Ebenso ebenmäßig verliefen die Dialoge, die etwas seltsam Unpersönliches behielten und in denen weder private Details noch charakteristische Eigenheiten dieser Frau an die Oberfläche traten. So blieb es eine freundliche, engagierte, immer aber auch distanzierte Unterhaltung, in der keiner aus der Deckung kam oder wenigstens den Anschein erweckte, daran etwas ändern zu wollen. Dann bot ich ihr wenigstens das Du an, und wir verabschiedeten uns am Markt, tauschten Telefonnummern aus, Katharina Weißenbach, schön. Sie wohnte eigentlich in Berlin und kam nur über verlängerte Wochenenden nach Wittenberg zurück, wo sie Kindheit und Jugend verbracht hatte. Nebenher lud sie mich noch zum Abschlusskonzert ihrer Ausstellung im Kloster Helfta ein, für den Fall, dass mich die restlichen Veranstaltungen des Luthersymposions langweilen würden. Ich könne gerne mit ihr hinunter nach Eisleben fahren, ein paar Freunde kämen auch dazu. Ich melde mich, sagte ich, und dankte für den netten Abend.
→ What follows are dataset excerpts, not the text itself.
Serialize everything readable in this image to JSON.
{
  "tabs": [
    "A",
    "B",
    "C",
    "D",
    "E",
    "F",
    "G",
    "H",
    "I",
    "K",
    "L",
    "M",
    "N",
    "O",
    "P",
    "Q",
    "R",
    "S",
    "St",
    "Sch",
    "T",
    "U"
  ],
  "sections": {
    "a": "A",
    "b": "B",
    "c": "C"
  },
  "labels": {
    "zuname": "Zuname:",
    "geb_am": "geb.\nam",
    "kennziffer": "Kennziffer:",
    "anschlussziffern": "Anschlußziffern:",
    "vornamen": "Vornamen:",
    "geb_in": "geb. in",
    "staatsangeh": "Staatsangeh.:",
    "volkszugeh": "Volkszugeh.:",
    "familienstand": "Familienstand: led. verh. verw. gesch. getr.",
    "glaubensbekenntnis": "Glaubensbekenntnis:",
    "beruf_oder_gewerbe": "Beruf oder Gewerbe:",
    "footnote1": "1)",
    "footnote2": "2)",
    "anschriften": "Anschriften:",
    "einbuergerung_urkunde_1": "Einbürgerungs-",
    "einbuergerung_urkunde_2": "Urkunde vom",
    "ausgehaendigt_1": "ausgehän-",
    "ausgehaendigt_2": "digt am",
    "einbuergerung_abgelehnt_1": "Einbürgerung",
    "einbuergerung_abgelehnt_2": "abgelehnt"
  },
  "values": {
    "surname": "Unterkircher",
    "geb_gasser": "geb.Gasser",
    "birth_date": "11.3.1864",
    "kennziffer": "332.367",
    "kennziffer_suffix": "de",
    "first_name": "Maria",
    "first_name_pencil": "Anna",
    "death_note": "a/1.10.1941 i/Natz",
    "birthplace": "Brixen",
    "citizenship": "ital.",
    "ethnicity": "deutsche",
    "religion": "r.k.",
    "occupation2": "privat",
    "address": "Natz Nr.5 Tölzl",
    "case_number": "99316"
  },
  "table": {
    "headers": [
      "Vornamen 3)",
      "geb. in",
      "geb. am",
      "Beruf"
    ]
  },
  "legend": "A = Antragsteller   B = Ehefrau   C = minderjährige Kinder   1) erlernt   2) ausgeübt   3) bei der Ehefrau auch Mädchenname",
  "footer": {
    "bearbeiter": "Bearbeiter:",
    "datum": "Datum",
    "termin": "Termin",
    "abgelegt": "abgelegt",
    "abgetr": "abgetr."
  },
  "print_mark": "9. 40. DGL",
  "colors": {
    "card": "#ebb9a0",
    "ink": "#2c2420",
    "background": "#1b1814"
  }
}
Dann blieb ich drei Tage in Wittenberg, hörte mir die restlichen Vorträge an, darunter einen sehr eindrucksvollen von Hinrichs über Müntzers Schrift Wider das geistlose sanftlebige Fleisch zu Wittenberg, vertrieb mir die Zeit mit Spaziergängen und freute mich auf ein langes faules Wochenende mit Tee und Büchern. Ich meldete mich nicht, erhielt am vorletzten Abend jedoch eine so knappe wie knifflige SMS: «Nun sag, wie hast du’s mit der Religion? Luther oder die Beginen?» Na los, dachte ich, träge, aber freundlich, wie es meine Art war, schauen wir uns Mechthild mal genauer an. Ein sonniger Samstagmittag, sie holte mich vom Bahnhof in Eisleben ab. Wir fuhren nicht ins Kloster, sondern Richtung Wormsleben, parkten dann an einem Weingarten im Grünen, stiegen aus und gingen eine Weile an jenem Steilhang entlang, der hier als «Riss» bekannt war und sich zwanzig Kilometer an der Eislebener Niederung entlangzog. Auf oder über diesen Riss hatte sie, ich weiß nicht wie, auf einer weiten, abfallenden Feldfläche, eine unüberschaubare Zahl an großen, hellen Tüchern gehängt, befestigt an etwa fünf Meter hohen Holzstreben und darüber gespannten Leinen, sodass man den Eindruck hatte, irgendein Riese wolle hier seine Wäsche trocknen. Sie klärte mich darüber auf, dass es sich dabei um aufgehellte Reproduktionen des Brandenburger Hungertuchs handelte, aufwendige Textildrucke, auf denen in altdeutschem Schriftsatz je ein längeres Zitat Mechthilds von Magdeburg zu lesen war, reichlich überspannte Sentenzen wie:

O du gießender Gott in deiner Gabe,

o du fließender Gott in deiner Minne,

o du brennender Gott in deiner Sehnsucht,

o du schmelzender Gott in der Einung mit deinem Lieb,

o du ruhender Gott an meinen Brüsten,

ohne dich kann ich nicht mehr sein.

Oder:

Wenn ich scheine, musst du gluten,

wenn ich fließe, musst du fluten.

Wenn du seufzt, ziehst du mein göttliches Herz in dich hinein,

wenn du weinst nach mir, schließe ich dich in meine Arme.

Wenn du aber minnest, werden wir beide eins …

Oder schließlich:

Vide mea sponsa: Sieh, wie schön meine Augen sind, wie hold mein Mund ist, wie brennend mein Herz ist, wie fein meine Hände und wie schnell meine Füße sind, komm und folge mir!

Sie hatte den Passus nur bis hierhin aufgeführt. Lange Zeit später habe ich das vollständige Zitat gesucht und ergänze es hier: «Du sollst gemartert werden mit mir … die Augen werden dir verbunden, da man dir die Wahrheit nicht eröffnet. … Entkleidet durch Verlassenheit, gegeißelt durch Armut, gekrönt mit Versuchung, angespien durch Schmach. … Verwundet durch die Liebe, den Kreuzestod sterben in heiliger Standhaftigkeit, dein Herz wird durchbohrt durch stete Vereinigung. … Begraben wirst du in der Nichtbeachtung, auferstehen vom Tode in einem heiligen Ende, zum Himmel auffahren in einem Atemzug Gottes.» (Das war mal eine Ansage. Wer wollte da schon Nein sagen?)